While Amazon claims to be planning to make drones its new delivery drivers, Google is investigating robots in its latest 'moonshot' project.
Google has quietly acquired seven US and Japanese robotics firms in the past six months ahead of the launch of a new project that's being led by Andy Rubin, the former head of Android who vacated that role in March.
While Google hasn't been shy of letting the world know about its investments in outlandish projects, like driverless cars, Google Glass and air balloon broadband, it's been keeping its Google X robotics efforts a little more under wraps.

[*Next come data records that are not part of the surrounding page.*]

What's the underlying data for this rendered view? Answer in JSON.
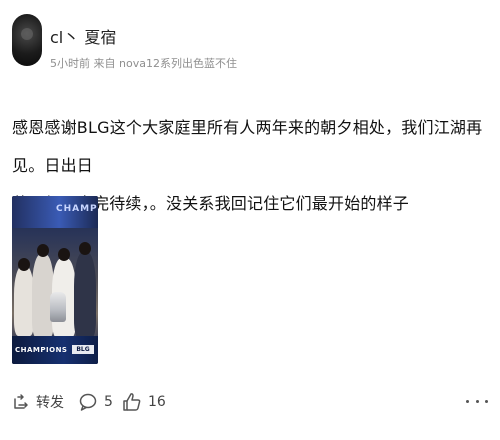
{
  "author": {
    "name": "cl丶 夏宿",
    "meta": "5小时前 来自 nova12系列出色蓝不住"
  },
  "post": {
    "line1": "感恩感谢BLG这个大家庭里所有人两年来的朝夕相处，我们江湖再见。日出日",
    "line2": "落，都是未完待续，。没关系我回记住它们最开始的样子"
  },
  "image": {
    "banner_text": "CHAMPI",
    "caption": "CHAMPIONS",
    "badge": "BLG"
  },
  "actions": {
    "share_label": "转发",
    "comment_count": "5",
    "like_count": "16"
  },
  "icons": {
    "share": "share-icon",
    "comment": "comment-icon",
    "like": "thumbs-up-icon",
    "more": "more-icon"
  }
}
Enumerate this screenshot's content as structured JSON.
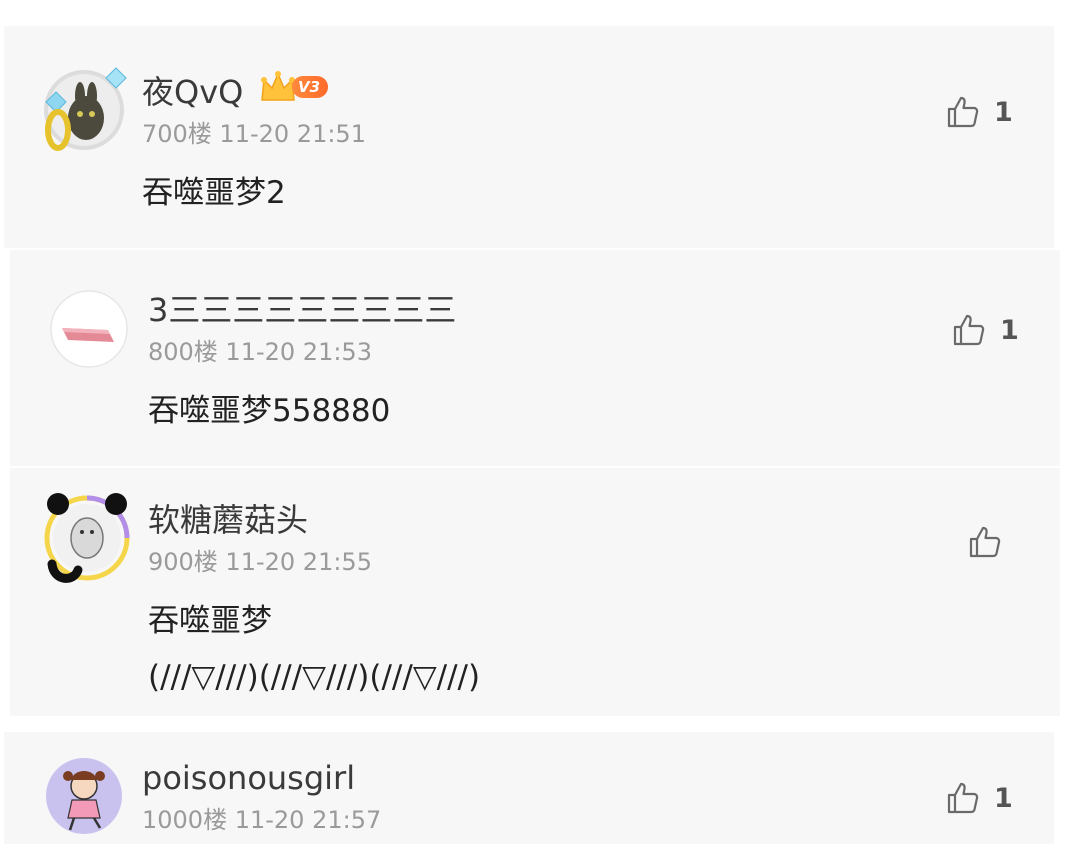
{
  "comments": [
    {
      "username": "夜QvQ",
      "badge": "V3",
      "floor_time": "700楼 11-20 21:51",
      "content": [
        "吞噬噩梦2"
      ],
      "likes": "1"
    },
    {
      "username": "3三三三三三三三三三",
      "floor_time": "800楼 11-20 21:53",
      "content": [
        "吞噬噩梦558880"
      ],
      "likes": "1"
    },
    {
      "username": "软糖蘑菇头",
      "floor_time": "900楼 11-20 21:55",
      "content": [
        "吞噬噩梦",
        "(///▽///)(///▽///)(///▽///)"
      ],
      "likes": ""
    },
    {
      "username": "poisonousgirl",
      "floor_time": "1000楼 11-20 21:57",
      "content": [],
      "likes": "1"
    }
  ],
  "colors": {
    "panel_bg": "#f7f7f8",
    "username": "#3a3a3a",
    "meta": "#9a9a9a",
    "text": "#222222",
    "badge": "#ff7a33"
  },
  "icons": [
    "thumbs-up-icon",
    "crown-icon",
    "avatar-image"
  ]
}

In an interview with the New York Times, Rubin said he had convinced Google founders Sergey Brin and Larry Page that now was the time to make a move into robotics, even though such a plan might not deliver results in the short term.
"Like any moonshot, you have to think of time as a factor. We need enough runway and a 10-year vision," Rubin told the paper.
The seven companies Rubin has helped Google acquire recently include Japan-based Schaft, a maker of humanoids, and Industrial Perception, which makes robotic 3D vision. US firms it has acquired include Meka, a MIT Computer Science and Artificial Intelligence Lab spinoff, and Redword Robotics. Both make humanoid robots and robot arms. Robotic camera system maker Bot & Dolly has also joined Google, as well as design firm Autofuss, and Holomni, a design firm that makes wheels.
The robotics efforts will not be aimed at consumers, but rather industrial applications with Rubin pointing to opportunities in manufacturing and logistics, highlighting frustrations with the complexity of the consumer electronics industry, which is dominated by labour-intensive assembly.
The robotics unit will be based in Palo Alto with offices in Japan, although it's not known yet whether it will operate as a group inside Google or as a separate subsidiary.